Da quel momento si è creato un coinvolgimento emotivo non indifferente, un connubio di gratitudine e ironica consapevolezza. L’attrice Merilin ha espresso riconoscenza verso chi li ha sostenuti nella vita vissuta fin lì, ma anche verso chi ha scelto di non farlo, trovando valore persino nella rabbia che ha insegnato loro la vergogna. Concludendo, ha rivolto un pensiero a chi ha cercato di controllare ogni aspetto della sua vita, riflettendo sul contrasto tra il tempo percepito e il tempo sfuggente.

Questo momento, lungi dal rappresentare la fine dello spettacolo, è stato un passaggio chiave che ha invitato il pubblico a riflettere sui limiti e sulle emozioni che definiscono l'esperienza umana.

Gli attori, infine, esprimono l'idea che il passato si aggrappi a noi come il fango, un residuo delle nostre esperienze che rimane ancorato anche a distanza di anni. Le parole del Signor Pippo hanno evocato il concetto di ‘mettere radici’, di trovare un luogo sicuro dove fermarsi e attendere, dando al tempo la possibilità di costruire significati più profondi e consapevoli.  «Devi mettere le radici e aspettare», ad esempio, è una frase che dà speranza. 
Insomma, non serve correre o lottare incessantemente per trovare il proprio posto nel mondo.
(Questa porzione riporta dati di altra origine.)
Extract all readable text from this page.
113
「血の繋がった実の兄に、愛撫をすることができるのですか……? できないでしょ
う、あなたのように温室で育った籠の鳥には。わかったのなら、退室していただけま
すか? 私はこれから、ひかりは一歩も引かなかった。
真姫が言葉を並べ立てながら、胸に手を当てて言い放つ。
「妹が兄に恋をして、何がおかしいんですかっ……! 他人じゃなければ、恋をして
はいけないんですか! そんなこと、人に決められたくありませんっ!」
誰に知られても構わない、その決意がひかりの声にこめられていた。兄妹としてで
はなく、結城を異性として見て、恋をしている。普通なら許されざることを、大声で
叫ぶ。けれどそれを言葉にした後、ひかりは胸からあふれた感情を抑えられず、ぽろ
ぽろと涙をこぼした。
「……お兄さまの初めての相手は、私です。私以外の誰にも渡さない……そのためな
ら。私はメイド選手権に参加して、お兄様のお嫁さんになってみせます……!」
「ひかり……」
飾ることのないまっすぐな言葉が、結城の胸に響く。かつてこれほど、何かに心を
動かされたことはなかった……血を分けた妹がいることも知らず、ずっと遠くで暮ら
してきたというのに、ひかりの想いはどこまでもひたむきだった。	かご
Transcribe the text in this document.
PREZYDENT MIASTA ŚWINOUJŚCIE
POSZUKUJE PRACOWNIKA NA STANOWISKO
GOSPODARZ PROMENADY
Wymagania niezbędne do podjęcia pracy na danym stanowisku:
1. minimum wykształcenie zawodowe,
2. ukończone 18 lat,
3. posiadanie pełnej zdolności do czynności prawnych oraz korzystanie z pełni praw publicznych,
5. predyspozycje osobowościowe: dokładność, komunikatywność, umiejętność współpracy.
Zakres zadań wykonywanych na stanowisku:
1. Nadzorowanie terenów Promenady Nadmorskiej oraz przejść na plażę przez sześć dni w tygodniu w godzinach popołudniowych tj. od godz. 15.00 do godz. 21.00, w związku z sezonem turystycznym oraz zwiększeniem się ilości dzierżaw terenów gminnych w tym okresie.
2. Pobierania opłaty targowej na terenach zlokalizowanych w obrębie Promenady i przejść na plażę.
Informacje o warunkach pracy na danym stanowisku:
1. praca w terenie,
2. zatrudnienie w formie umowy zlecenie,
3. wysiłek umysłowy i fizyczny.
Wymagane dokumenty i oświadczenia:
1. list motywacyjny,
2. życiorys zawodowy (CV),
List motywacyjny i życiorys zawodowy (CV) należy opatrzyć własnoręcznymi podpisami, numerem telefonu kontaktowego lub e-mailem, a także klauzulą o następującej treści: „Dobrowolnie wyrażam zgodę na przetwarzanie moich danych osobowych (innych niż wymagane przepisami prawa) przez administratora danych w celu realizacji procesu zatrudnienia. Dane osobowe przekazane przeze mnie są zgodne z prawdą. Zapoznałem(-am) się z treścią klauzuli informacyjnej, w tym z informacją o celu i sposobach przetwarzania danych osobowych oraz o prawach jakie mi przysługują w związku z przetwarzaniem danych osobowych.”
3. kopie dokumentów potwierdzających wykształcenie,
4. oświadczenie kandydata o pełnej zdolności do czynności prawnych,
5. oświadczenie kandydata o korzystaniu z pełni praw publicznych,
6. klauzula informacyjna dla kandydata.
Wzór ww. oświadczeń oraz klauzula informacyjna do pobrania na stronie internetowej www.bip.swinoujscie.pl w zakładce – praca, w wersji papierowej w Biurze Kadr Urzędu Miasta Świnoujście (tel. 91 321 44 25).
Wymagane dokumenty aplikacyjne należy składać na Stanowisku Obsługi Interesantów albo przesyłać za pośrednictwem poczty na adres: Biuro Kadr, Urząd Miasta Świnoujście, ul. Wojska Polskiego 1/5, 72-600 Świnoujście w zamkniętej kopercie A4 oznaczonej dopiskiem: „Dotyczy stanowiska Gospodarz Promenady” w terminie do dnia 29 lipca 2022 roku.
A volte, il silenzio e la pazienza sono gli strumenti che permettono di costruire qualcosa di duraturo e autentico.

Il Signor Pippo toglie la terra dalle scarpe per piantare il fiore che Merilin tiene in mano

Il Signor Pippo toglie la terra dalle scarpe per piantare il fiore che Merilin tiene in mano

Risate e applausi rompono il silenzio

Non siamo qui è uno spettacolo che, nel trattare temi profondi, riesce a bilanciare serietà e umorismo attraverso la comicità degli stessi personaggi. Ciò non sminuisce affatto le tematiche trattate ma alleggerisce l’atmosfera e tiene viva la curiosità del pubblico riguardo cosa accadrà nell’istante dopo.

Merilin e il signor Pippo da personaggi bizzarri si dimostrano presto essere più reali e consapevoli di ciò che li circonda, fungendo così da ponte tra finzione e realtà e rendendo possibile l’identificazione per e con il pubblico. 
Gli attori, in conclusione, hanno saputo trasformare il palcoscenico in uno spazio di introspezione collettiva, dove ogni spettatore e spettatrice poteva ritrovarsi e riflettere sul significato di ciò che lascia traccia nella propria vita. Gli applausi lunghi ed entusiasti hanno celebrato la forza dello spettacolo e la profondità del messaggio, arrivato in modo diretto e toccante.